Where does astral slide fall on that metric? I would say way past the point represented by pod, which is kind of reflected in all of the support we are talking about to add for it (singleton breaks, narrow tutors to get it, warping the entire way we work the basic land box, possible custom versions of the card). Even birthing pod doesn't require that level of support to function (and for the record I don't like pod).
The problem with astral slide is that its a combo card; it doesn't naturally fit into the blink deck
unless you draft cyclers to support it. And your reward for assembling your combo of slide, target, and cycler isn't that great (or consistent in execution): very close to the same thing that momentary blink can do consistently for far less mana and trouble.
Another comparison (and excellent example of the merits of flexible design that still provides draft direction) is
Galepowder mage, which doesn't actually need any specialized drafting or building to function: its perfectly fine incidentally blinking whatever ETB creatures you find or removing blockers so your ground force can hit--interactions almost as common to cube as the basic lands counterspell is cast off of. Galepowder tends to get miss-evaluated as a "blink" card for the "blink deck" when you really should be running it in any deck that can support a four drop. A reasonably sized evasive body that can remove blockers is game winning amazing, and the ability to value blink is just gravy.

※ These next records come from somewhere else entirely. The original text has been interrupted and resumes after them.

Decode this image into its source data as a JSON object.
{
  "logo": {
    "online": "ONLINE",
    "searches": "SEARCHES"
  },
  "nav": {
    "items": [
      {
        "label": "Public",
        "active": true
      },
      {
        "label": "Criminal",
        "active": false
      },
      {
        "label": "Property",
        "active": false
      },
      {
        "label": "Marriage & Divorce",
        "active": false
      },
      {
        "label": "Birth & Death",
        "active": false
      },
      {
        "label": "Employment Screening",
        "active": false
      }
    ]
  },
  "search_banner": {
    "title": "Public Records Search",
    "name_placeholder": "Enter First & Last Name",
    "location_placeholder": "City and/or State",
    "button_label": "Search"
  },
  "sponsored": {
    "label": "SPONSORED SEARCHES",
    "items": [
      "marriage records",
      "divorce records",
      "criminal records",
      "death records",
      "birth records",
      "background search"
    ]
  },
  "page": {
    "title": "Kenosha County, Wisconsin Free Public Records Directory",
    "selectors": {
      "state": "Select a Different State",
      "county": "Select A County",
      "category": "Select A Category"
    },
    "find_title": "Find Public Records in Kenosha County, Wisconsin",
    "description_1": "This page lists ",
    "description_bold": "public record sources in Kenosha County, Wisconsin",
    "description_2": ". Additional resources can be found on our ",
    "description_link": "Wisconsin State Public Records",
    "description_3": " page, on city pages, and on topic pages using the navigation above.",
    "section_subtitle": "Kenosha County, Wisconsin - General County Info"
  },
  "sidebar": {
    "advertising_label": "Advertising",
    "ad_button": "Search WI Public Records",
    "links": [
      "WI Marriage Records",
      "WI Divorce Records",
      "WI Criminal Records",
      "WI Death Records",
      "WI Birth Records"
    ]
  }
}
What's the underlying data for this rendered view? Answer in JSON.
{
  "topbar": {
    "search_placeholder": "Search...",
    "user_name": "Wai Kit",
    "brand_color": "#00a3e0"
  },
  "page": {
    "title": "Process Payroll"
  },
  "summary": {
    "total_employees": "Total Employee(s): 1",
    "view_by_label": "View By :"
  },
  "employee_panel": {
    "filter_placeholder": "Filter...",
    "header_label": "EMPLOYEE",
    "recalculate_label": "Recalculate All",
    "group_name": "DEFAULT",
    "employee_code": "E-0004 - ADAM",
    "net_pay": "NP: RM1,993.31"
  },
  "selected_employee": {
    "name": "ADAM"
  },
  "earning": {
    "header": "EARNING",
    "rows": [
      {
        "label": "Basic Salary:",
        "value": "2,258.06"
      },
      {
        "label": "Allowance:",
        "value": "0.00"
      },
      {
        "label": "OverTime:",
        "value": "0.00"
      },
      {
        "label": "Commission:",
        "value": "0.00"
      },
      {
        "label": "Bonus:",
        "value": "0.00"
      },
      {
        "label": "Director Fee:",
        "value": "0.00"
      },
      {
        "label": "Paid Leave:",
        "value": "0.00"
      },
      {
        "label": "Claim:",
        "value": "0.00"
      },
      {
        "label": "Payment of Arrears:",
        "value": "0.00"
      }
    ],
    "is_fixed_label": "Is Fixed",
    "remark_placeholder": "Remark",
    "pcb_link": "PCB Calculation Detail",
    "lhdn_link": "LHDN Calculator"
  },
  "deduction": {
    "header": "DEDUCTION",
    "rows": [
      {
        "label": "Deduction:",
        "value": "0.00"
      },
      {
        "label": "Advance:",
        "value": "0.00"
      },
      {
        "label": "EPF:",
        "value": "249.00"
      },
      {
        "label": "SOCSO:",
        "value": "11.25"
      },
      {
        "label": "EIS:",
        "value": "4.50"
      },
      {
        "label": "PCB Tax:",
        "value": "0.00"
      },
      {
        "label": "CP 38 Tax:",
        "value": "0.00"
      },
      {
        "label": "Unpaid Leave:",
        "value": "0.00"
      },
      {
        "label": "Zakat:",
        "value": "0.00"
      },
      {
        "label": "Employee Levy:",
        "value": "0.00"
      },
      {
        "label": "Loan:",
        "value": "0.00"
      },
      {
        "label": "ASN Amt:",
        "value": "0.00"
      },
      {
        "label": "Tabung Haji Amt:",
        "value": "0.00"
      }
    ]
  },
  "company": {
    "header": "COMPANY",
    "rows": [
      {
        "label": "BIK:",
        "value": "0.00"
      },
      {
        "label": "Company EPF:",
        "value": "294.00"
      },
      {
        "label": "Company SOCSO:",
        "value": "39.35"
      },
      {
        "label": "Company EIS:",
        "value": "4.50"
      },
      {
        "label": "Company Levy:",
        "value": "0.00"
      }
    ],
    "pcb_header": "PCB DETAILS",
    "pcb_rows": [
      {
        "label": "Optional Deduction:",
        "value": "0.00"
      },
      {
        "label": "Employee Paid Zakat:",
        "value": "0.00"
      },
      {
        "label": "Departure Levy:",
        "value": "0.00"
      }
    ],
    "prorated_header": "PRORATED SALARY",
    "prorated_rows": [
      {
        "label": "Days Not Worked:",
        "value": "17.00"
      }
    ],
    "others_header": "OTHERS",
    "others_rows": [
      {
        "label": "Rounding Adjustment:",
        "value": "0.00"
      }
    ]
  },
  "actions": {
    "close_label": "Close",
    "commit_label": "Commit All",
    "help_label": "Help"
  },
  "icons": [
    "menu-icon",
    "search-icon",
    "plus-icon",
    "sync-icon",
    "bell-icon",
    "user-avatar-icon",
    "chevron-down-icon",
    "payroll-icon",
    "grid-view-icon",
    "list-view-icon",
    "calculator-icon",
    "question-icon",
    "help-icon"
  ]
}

And this is kind of that healthy spot that tortured existence or recurring nightmare inhabit (I can't believe I'm saying something positive about nightmare) where you might take the card down a certain drafting direction, but its independently strong enough to stand on its own, and doesn't ask the drafter to warp their draft around them,
unless they wish to. Its hard for me to see Astral slide inhabiting that space, without
a lot of invasive support, and even than I'm skeptical if the payoff is worth the trouble. At the end of the day its just an exotic blink effect.
Sorry if it seems like I'm dog piling btw, just an interesting topic.